March 21 (Bloomberg) -- Assured Guaranty Ltd. fell the most since August after Moody’s Investors Service said yesterday it may cut its insurance units’ financial strength ratings.
Moody’s is reviewing the Aa3 rankings of Assured Guaranty Municipal Corp., Assured Guaranty Corp. and their affiliated insurance operating companies, the New York-based ratings company said yesterday in a statement. Standard & Poor’s lowered Assured ratings two steps in November to AA-, a level that’s equivalent to Moody’s current ratings. The shares fell 13.4 percent to $16.30, the biggest drop since Aug. 8, according to data compiled by Bloomberg.
“We are surprised that Moody’s decided it had enough information to place Assured Guaranty on review for possible downgrade” because the company has been working with the ratings firm and the review process isn’t complete, Chief Executive Officer Dominic Frederico said in a statement yesterday. “Moody’s action was unjustified and unwarranted.”
Moody’s cited lower origination volume and reduced demand for the Hamilton, Bermuda-based bond insurer’s business, economic stress in the U.S. and Europe related to mortgage and municipal finance and pressure on operating margins with interest rates at about record lows.
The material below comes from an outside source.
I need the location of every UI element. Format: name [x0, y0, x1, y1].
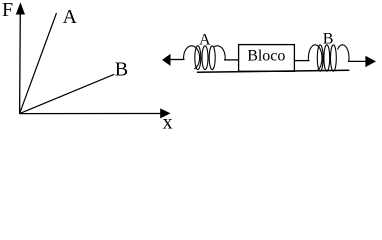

Assured has recorded record operating income since the second quarter of 2009, the last time Moody’s put the insurer on review, with return on equity of 14.9 percent in 2010 and 12.1 percent in 2011, Frederico said in the statement. It has insured more than $58 billion of U.S. municipal bonds since that time and captured one out of every eight new issues last year, he said.